Wednesday, 10 December 2014

She.


For some days now I've been reading the works of Rider Haggard; his stories are the prototype for the more recent Indiana Jones movie epics.

Rip-roaring adventure is the name of the game; and English gentlemen, natives, big game animals, mysterious and generally evil shamans, and ancient undiscovered ruins all have their well defined place in the yarns. If only life were now, still, so clearly defined!

When these stories were written each had one common factor; each story depended on one key certainty which is that no reader could be absolutely certain that the story couldn't be, at least in part, possible.

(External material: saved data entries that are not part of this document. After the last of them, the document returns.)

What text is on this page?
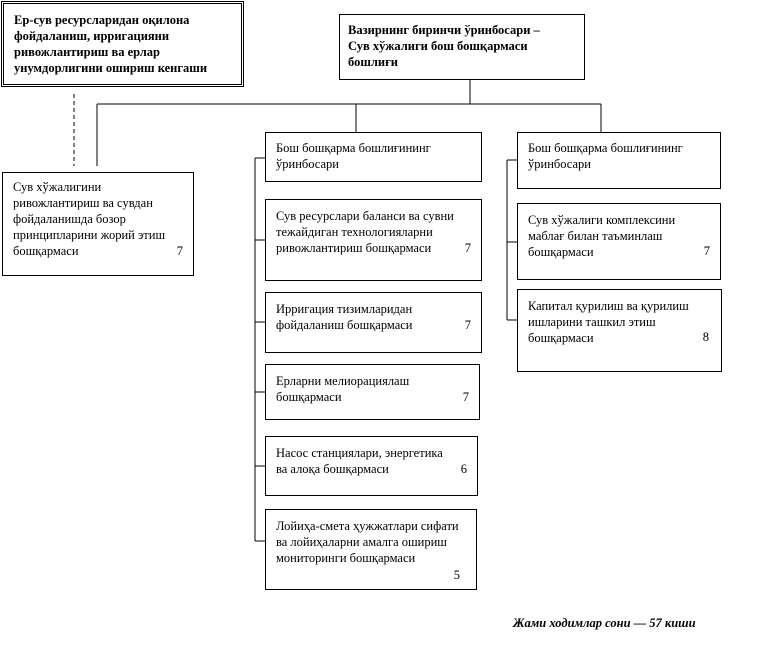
Ер-сув ресурсларидан оқилона
фойдаланиш, ирригацияни
ривожлантириш ва ерлар
унумдорлигини ошириш кенгаши
Вазирнинг биринчи ўринбосари –
Сув хўжалиги бош бошқармаси
бошлиғи
Сув хўжалигини
ривожлантириш ва сувдан
фойдаланишда бозор
принципларини жорий этиш
бошқармаси	7
Бош бошқарма бошлиғининг
ўринбосари
Бош бошқарма бошлиғининг
ўринбосари
Сув ресурслари баланси ва сувни
тежайдиган технологияларни
ривожлантириш бошқармаси	7
Ирригация тизимларидан
фойдаланиш бошқармаси	7
Ерларни мелиорациялаш
бошқармаси	7
Насос станциялари, энергетика
ва алоқа бошқармаси	6
Лойиҳа-смета ҳужжатлари сифати
ва лойиҳаларни амалга ошириш
мониторинги бошқармаси
5
Сув хўжалиги комплексини
маблағ билан таъминлаш
бошқармаси	7
Капитал қурилиш ва қурилиш
ишларини ташкил этиш
бошқармаси	8
Жами ходимлар сони — 57 киши
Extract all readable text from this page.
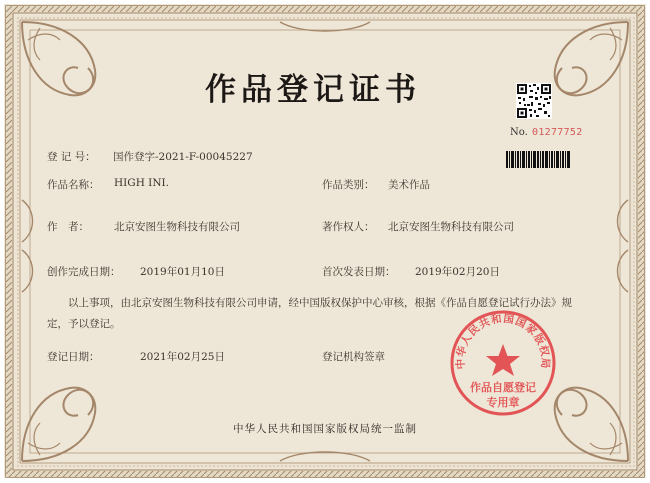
作品登记证书
No. 01277752
登 记 号： 国作登字-2021-F-00045227
作品名称： HIGH INI.	作品类别： 美术作品
作　者： 北京安图生物科技有限公司	著作权人： 北京安图生物科技有限公司
创作完成日期： 2019年01月10日	首次发表日期： 2019年02月20日
以上事项，由北京安图生物科技有限公司申请，经中国版权保护中心审核，根据《作品自愿登记试行办法》规定，予以登记。
登记日期：	2021年02月25日	登记机构签章
中华人民共和国国家版权局
作品自愿登记
专用章
中华人民共和国国家版权局统一监制
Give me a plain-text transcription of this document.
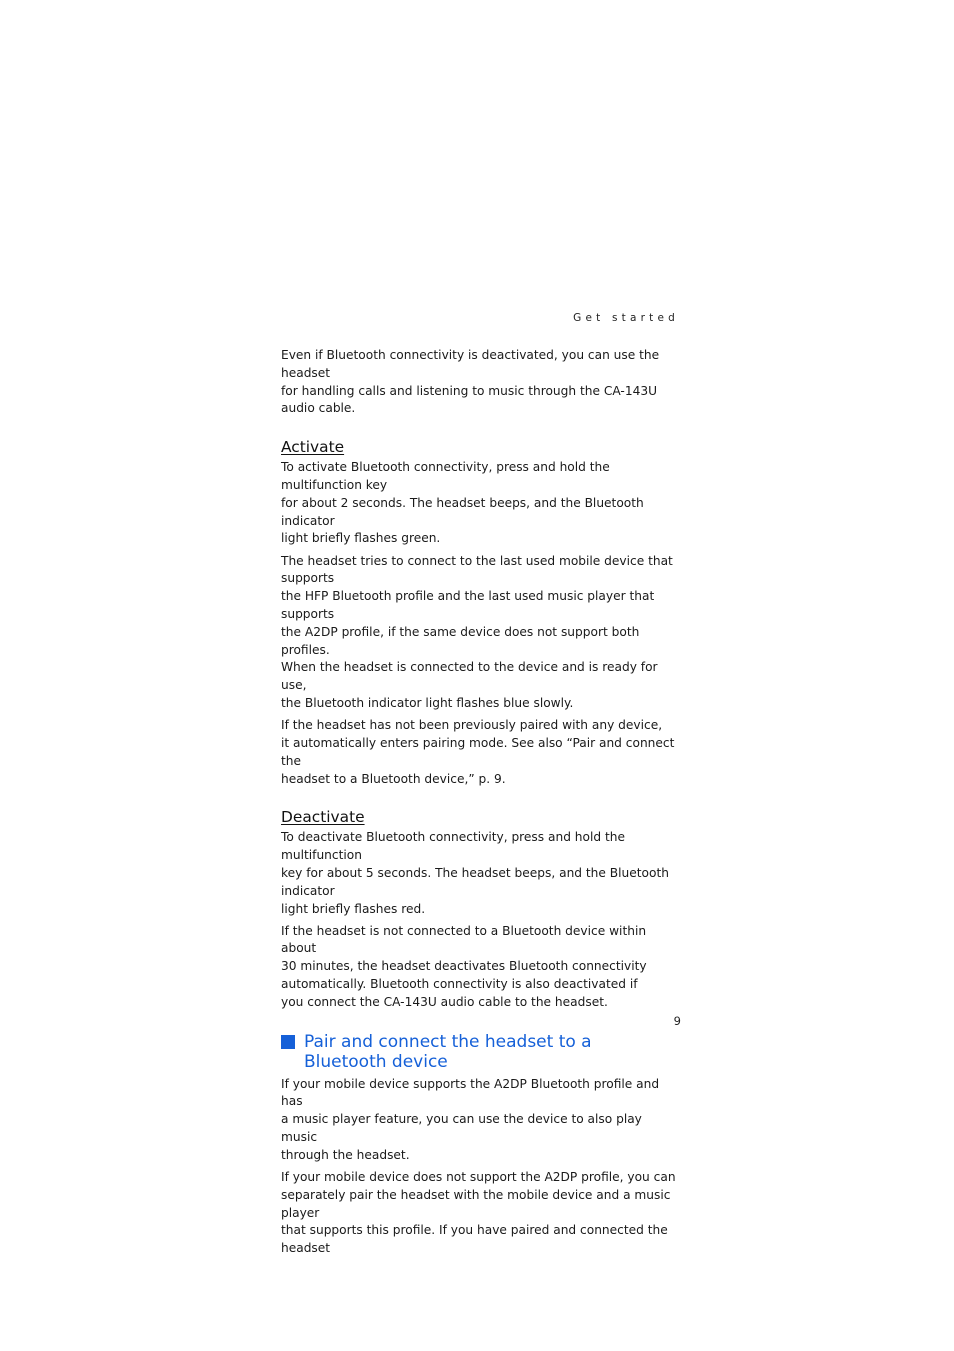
Get started

Even if Bluetooth connectivity is deactivated, you can use the headset
for handling calls and listening to music through the CA-143U
audio cable.

Activate

To activate Bluetooth connectivity, press and hold the multifunction key
for about 2 seconds. The headset beeps, and the Bluetooth indicator
light briefly flashes green.

The headset tries to connect to the last used mobile device that supports
the HFP Bluetooth profile and the last used music player that supports
the A2DP profile, if the same device does not support both profiles.
When the headset is connected to the device and is ready for use,
the Bluetooth indicator light flashes blue slowly.

If the headset has not been previously paired with any device,
it automatically enters pairing mode. See also “Pair and connect the
headset to a Bluetooth device,” p. 9.

Deactivate

To deactivate Bluetooth connectivity, press and hold the multifunction
key for about 5 seconds. The headset beeps, and the Bluetooth indicator
light briefly flashes red.

If the headset is not connected to a Bluetooth device within about
30 minutes, the headset deactivates Bluetooth connectivity
automatically. Bluetooth connectivity is also deactivated if
you connect the CA-143U audio cable to the headset.

Pair and connect the headset to a Bluetooth device

If your mobile device supports the A2DP Bluetooth profile and has
a music player feature, you can use the device to also play music
through the headset.

If your mobile device does not support the A2DP profile, you can
separately pair the headset with the mobile device and a music player
that supports this profile. If you have paired and connected the headset

9
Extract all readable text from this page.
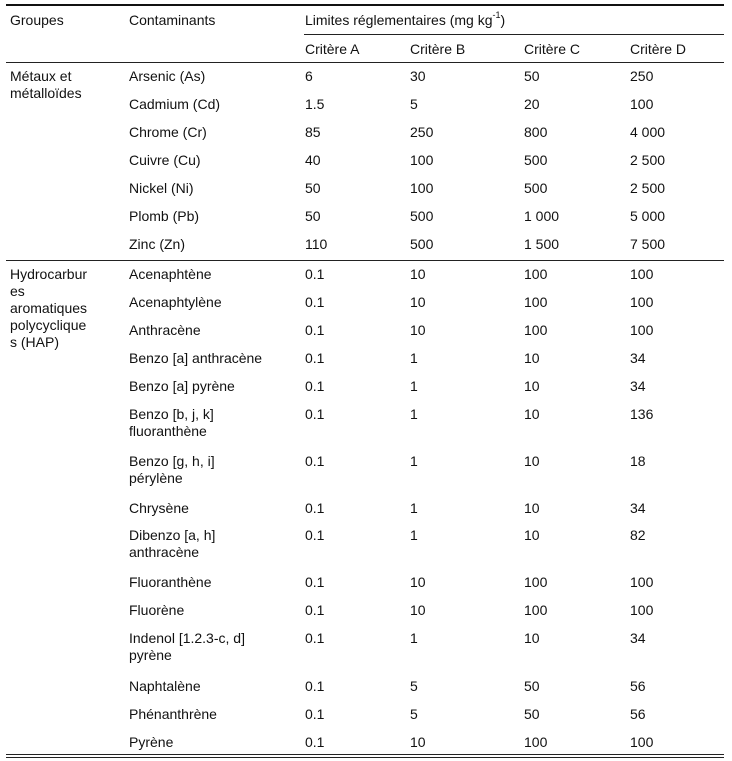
Groupes	Contaminants	Limites réglementaires (mg $kg^{-1}$)
Critère A	Critère B	Critère C	Critère D
Métaux et
métalloïdes
Arsenic (As)	6	30	50	250
Cadmium (Cd)	1.5	5	20	100
Chrome (Cr)	85	250	800	4 000
Cuivre (Cu)	40	100	500	2 500
Nickel (Ni)	50	100	500	2 500
Plomb (Pb)	50	500	1 000	5 000
Zinc (Zn)	110	500	1 500	7 500
Hydrocarbur
es
aromatiques
polycyclique
s (HAP)
Acenaphtène	0.1	10	100	100
Acenaphtylène	0.1	10	100	100
Anthracène	0.1	10	100	100
Benzo [a] anthracène	0.1	1	10	34
Benzo [a] pyrène	0.1	1	10	34
Benzo [b, j, k]
fluoranthène
0.1	1	10	136
Benzo [g, h, i]
pérylène
0.1	1	10	18
Chrysène	0.1	1	10	34
Dibenzo [a, h]
anthracène
0.1	1	10	82
Fluoranthène	0.1	10	100	100
Fluorène	0.1	10	100	100
Indenol [1.2.3-c, d]
pyrène
0.1	1	10	34
Naphtalène	0.1	5	50	56
Phénanthrène	0.1	5	50	56
Pyrène	0.1	10	100	100
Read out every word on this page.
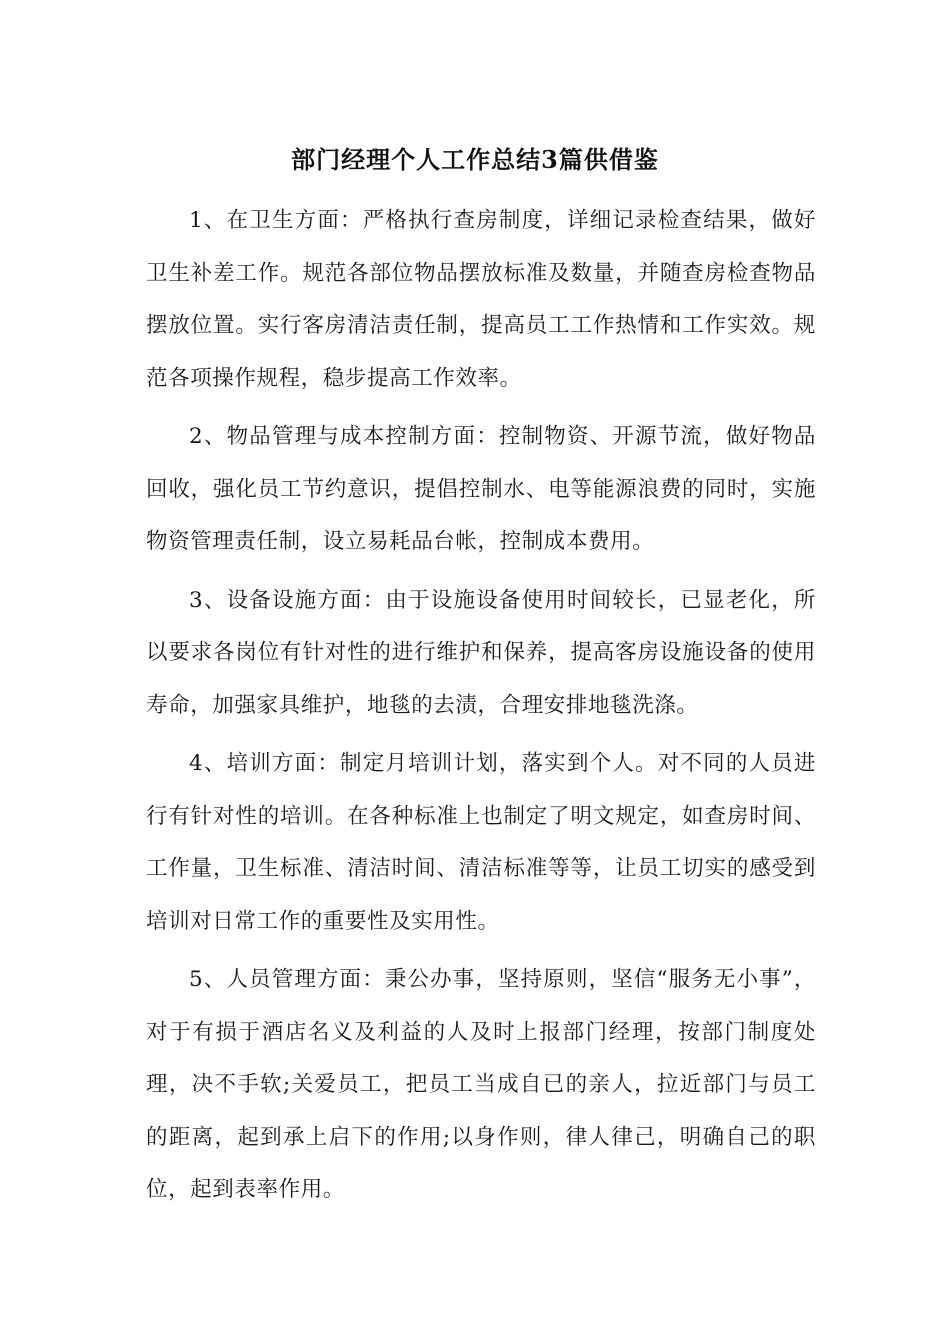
部门经理个人工作总结3篇供借鉴

1、在卫生方面：严格执行查房制度，详细记录检查结果，做好卫生补差工作。规范各部位物品摆放标准及数量，并随查房检查物品摆放位置。实行客房清洁责任制，提高员工工作热情和工作实效。规范各项操作规程，稳步提高工作效率。

2、物品管理与成本控制方面：控制物资、开源节流，做好物品回收，强化员工节约意识，提倡控制水、电等能源浪费的同时，实施物资管理责任制，设立易耗品台帐，控制成本费用。

3、设备设施方面：由于设施设备使用时间较长，已显老化，所以要求各岗位有针对性的进行维护和保养，提高客房设施设备的使用寿命，加强家具维护，地毯的去渍，合理安排地毯洗涤。

4、培训方面：制定月培训计划，落实到个人。对不同的人员进行有针对性的培训。在各种标准上也制定了明文规定，如查房时间、工作量，卫生标准、清洁时间、清洁标准等等，让员工切实的感受到培训对日常工作的重要性及实用性。

5、人员管理方面：秉公办事，坚持原则，坚信“服务无小事”，对于有损于酒店名义及利益的人及时上报部门经理，按部门制度处理，决不手软;关爱员工，把员工当成自已的亲人，拉近部门与员工的距离，起到承上启下的作用;以身作则，律人律己，明确自己的职位，起到表率作用。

I'm currently reading She, a story about a tribe and a country ruled by an Amazonian woman described by her citizens as 'she who must be obeyed'. At the time of telling few if any knew whether the swamps, rivers, rock formations, and the ancient ruined cities described in the story were real; when these stories were written it was still possible that some of Haggard's fictions could prove to be true.

There were still nearly a hundred years of exploration before we could be certain his fictions were just that. Wikipedia didn't exist and even though Encyclopaedia Britannica was in it's ninth edition, and there were plenty of detailed maps, vast tracts of land were still to be described and mapped. And the idea of Google Maps would have been considered as mystical as the pronouncements of the shamans in Haggard's stories.

Despite all this, perhaps because of it, by 1965 more than 85 million copies of She had been sold.

All this leads me to wonder about our world today where there is little room for mystery - especially in encyclopaedia texts, and on maps. We know there is nowhere on the planet ruled by an Amazonian woman. We know when most archeological sites were built, populated, and when they fell into ruin. We can be certain that Shamanism is just that. We know. We have the facts. There is no room for the doubt that gives rise to magical uncertainty, and the possibility there may be adventure in the unknown.

And has this knowing improved our literature? Our movies? Has this certainty added one whit of unpredictable adventurous possibility to our lives?

I meditate today on what adventure I could embark on that is not already entirely predictable. And I meditate on whether this lack of uncertainty isn't just a little stifling.